3. **Classification and Detection**: Features are input into a lightweight classifier, outputting an anomaly score to trigger alerts.

## Experimental Evaluation Results of ClawGuard

### Dataset Scale
Collected 7.82TB of radio frequency data, covering normal workflows, various attack modes, different time spans, and hardware environments.
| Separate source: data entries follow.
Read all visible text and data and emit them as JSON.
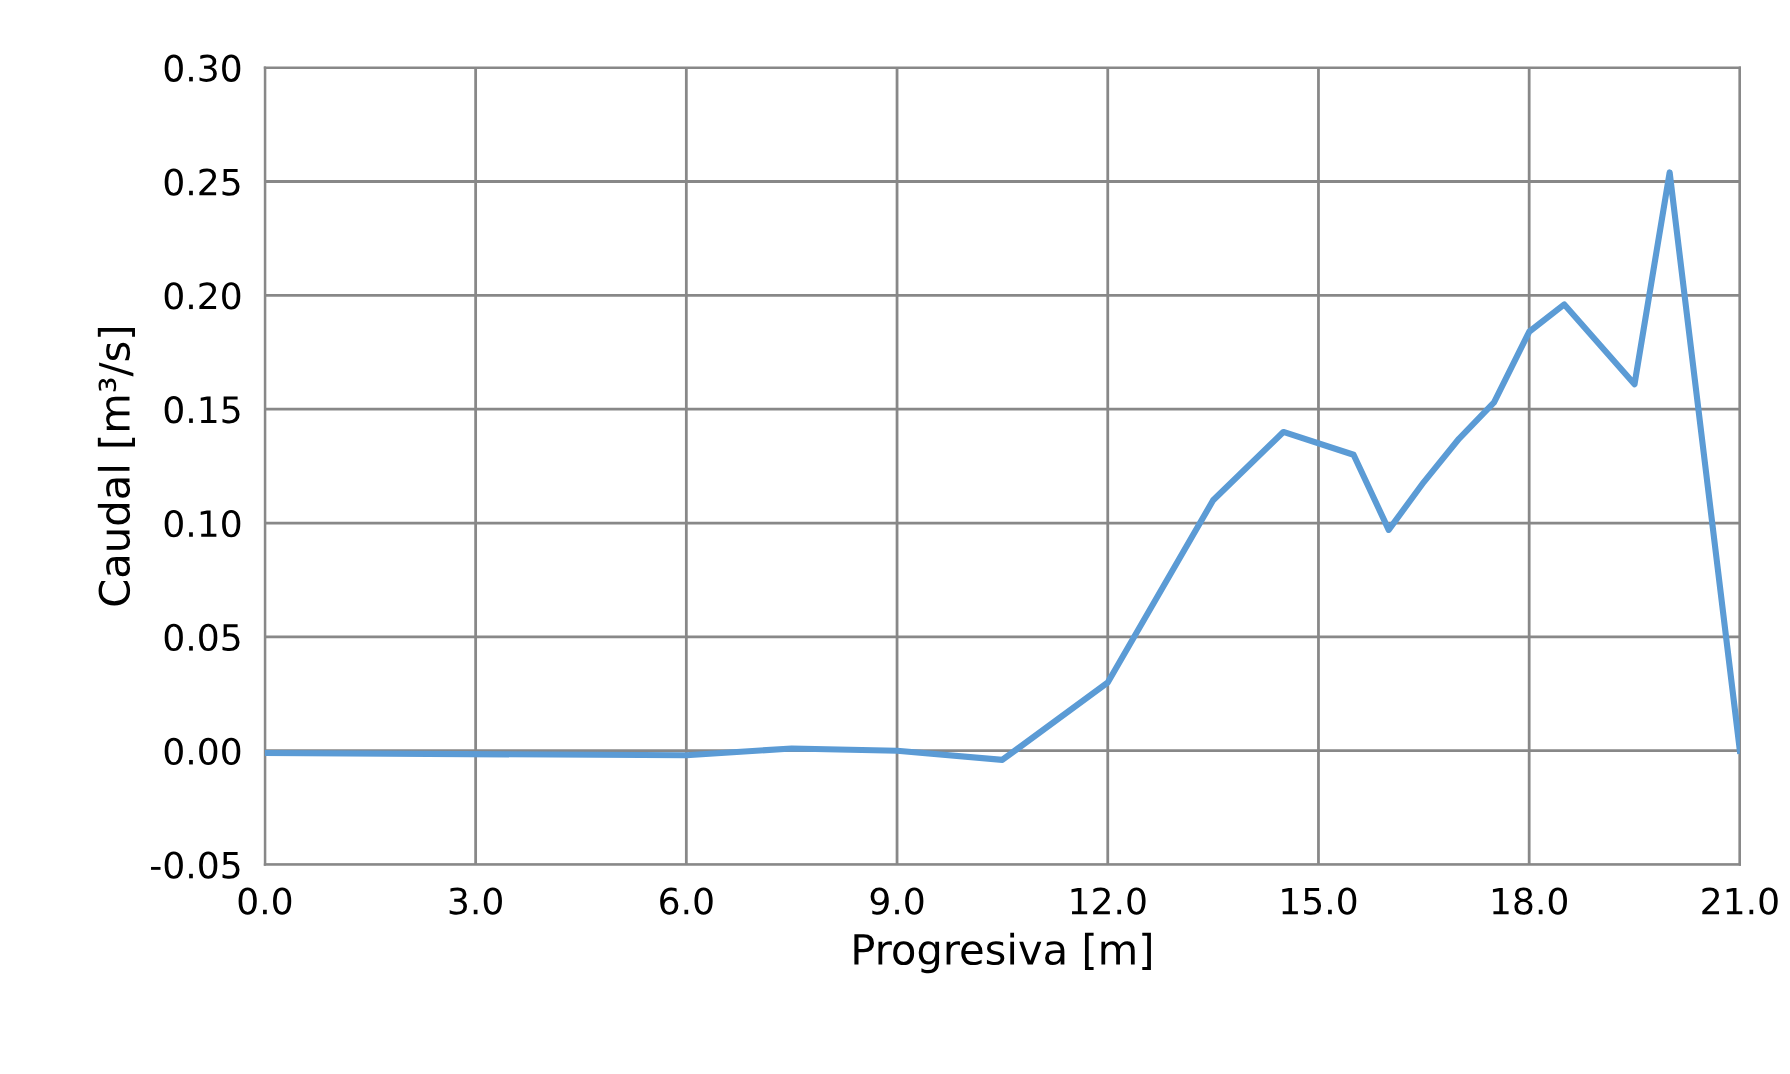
{
  "chart_data": {
    "type": "line",
    "xlabel": "Progresiva [m]",
    "ylabel": "Caudal [m³/s]",
    "x": [
      0,
      6,
      7.5,
      9,
      10.5,
      12,
      13.5,
      14.5,
      15.5,
      16,
      16.5,
      17,
      17.5,
      18,
      18.5,
      19.5,
      20,
      21
    ],
    "series": [
      {
        "color": "#5b9bd5",
        "values": [
          -0.001,
          -0.002,
          0.001,
          0.0,
          -0.004,
          0.03,
          0.11,
          0.14,
          0.13,
          0.097,
          0.118,
          0.137,
          0.153,
          0.184,
          0.196,
          0.161,
          0.254,
          0.0
        ]
      }
    ],
    "xlim": [
      0,
      21
    ],
    "ylim": [
      -0.05,
      0.3
    ],
    "xticks": [
      {
        "value": 0,
        "label": "0.0"
      },
      {
        "value": 3,
        "label": "3.0"
      },
      {
        "value": 6,
        "label": "6.0"
      },
      {
        "value": 9,
        "label": "9.0"
      },
      {
        "value": 12,
        "label": "12.0"
      },
      {
        "value": 15,
        "label": "15.0"
      },
      {
        "value": 18,
        "label": "18.0"
      },
      {
        "value": 21,
        "label": "21.0"
      }
    ],
    "yticks": [
      {
        "value": -0.05,
        "label": "-0.05"
      },
      {
        "value": 0,
        "label": "0.00"
      },
      {
        "value": 0.05,
        "label": "0.05"
      },
      {
        "value": 0.1,
        "label": "0.10"
      },
      {
        "value": 0.15,
        "label": "0.15"
      },
      {
        "value": 0.2,
        "label": "0.20"
      },
      {
        "value": 0.25,
        "label": "0.25"
      },
      {
        "value": 0.3,
        "label": "0.30"
      }
    ],
    "grid": true,
    "marker": "none",
    "line_style": "solid"
  }
}
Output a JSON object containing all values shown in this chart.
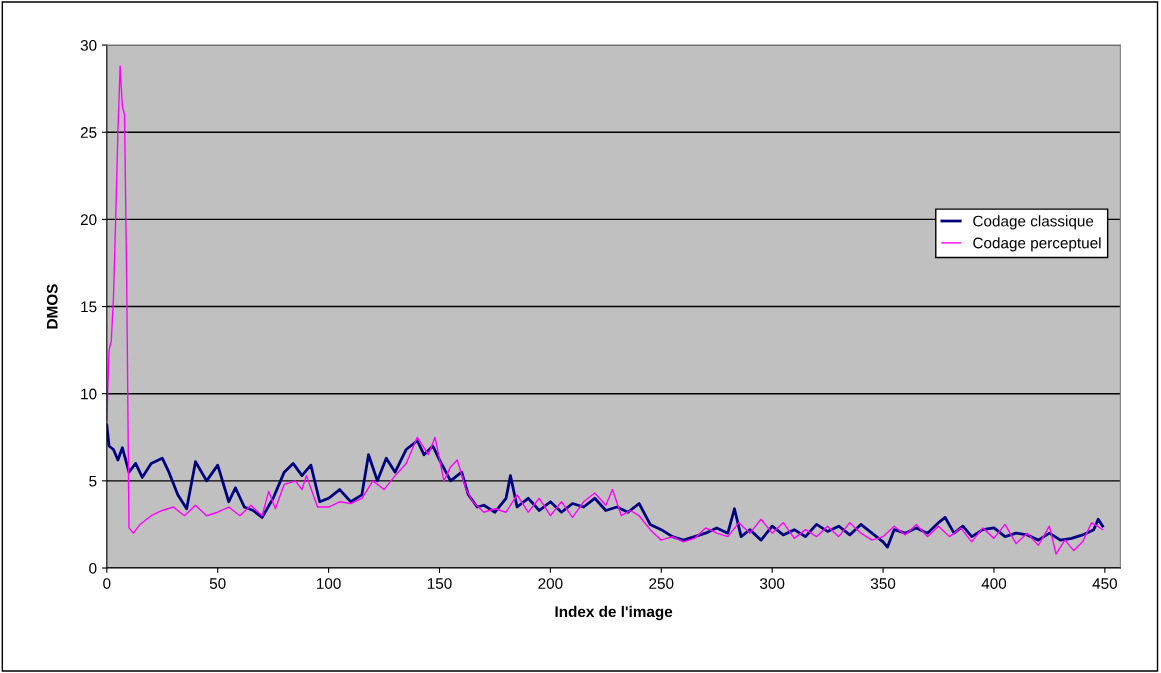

### Core Performance Metrics
| Metric | Value | Significance |
|--------|-------|--------------|
| AUC | 0.9945 | Near-perfect classification ability |
| True Positive Rate (TPR) | 100% | All attacks detected |
| False Positive Rate (FPR) | 1.16% | Extremely low false alarm rate |

### Attack Scenario Coverage
Verified attack variants such as tool replacement, parameter tampering, extra calls, sequence rearrangement—all maintaining high detection rates.

## Practical Deployment Considerations for ClawGuard

### Hardware Cost
Uses commercial SDR devices (RTL-SDR ~$20, HackRF ~$300), with USRP devices available for production environments.

### Deployment Modes
1. Single-machine Monitoring: Each critical server equipped with an independent SDR
2. Centralized Monitoring: SDR array monitors multiple adjacent servers
3. Cloud-Edge Collaboration: Edge preprocessing, cloud inference and management

### Privacy Considerations
Only extracts skill classification features; raw data is processed locally and discarded, without recovering specific computation content.

## Limitations and Future Directions of ClawGuard

### Current Limitations
1. Physical Distance Limitation: Antenna needs to be within 1-2 meters of the target device
2. Environmental Sensitivity: Strong electromagnetic interference affects signal quality
3. Skill Coverage: Requires pre-collection of normal fingerprints; dynamic new skills need online learning

### Future Directions
1. Multimodal Fusion: Combine with other side channels like power consumption and temperature
2. Adversarial Sample Defense: Research attacks that forge normal fingerprints
3. Real-time Optimization: Reduce detection latency
4. Cross-hardware Generalization: Verify adaptability across different CPU architectures

## Conclusion: The Value of Physical-Level Defense

ClawGuard represents a security paradigm shift: from pure software defense to a hardware-software integrated physical-level defense. In today's era of AI Agent popularity, this verification method that cannot be compromised by software provides a deep defense layer. Even if the host is compromised, electromagnetic evidence still faithfully records real behavior, guarding digital security.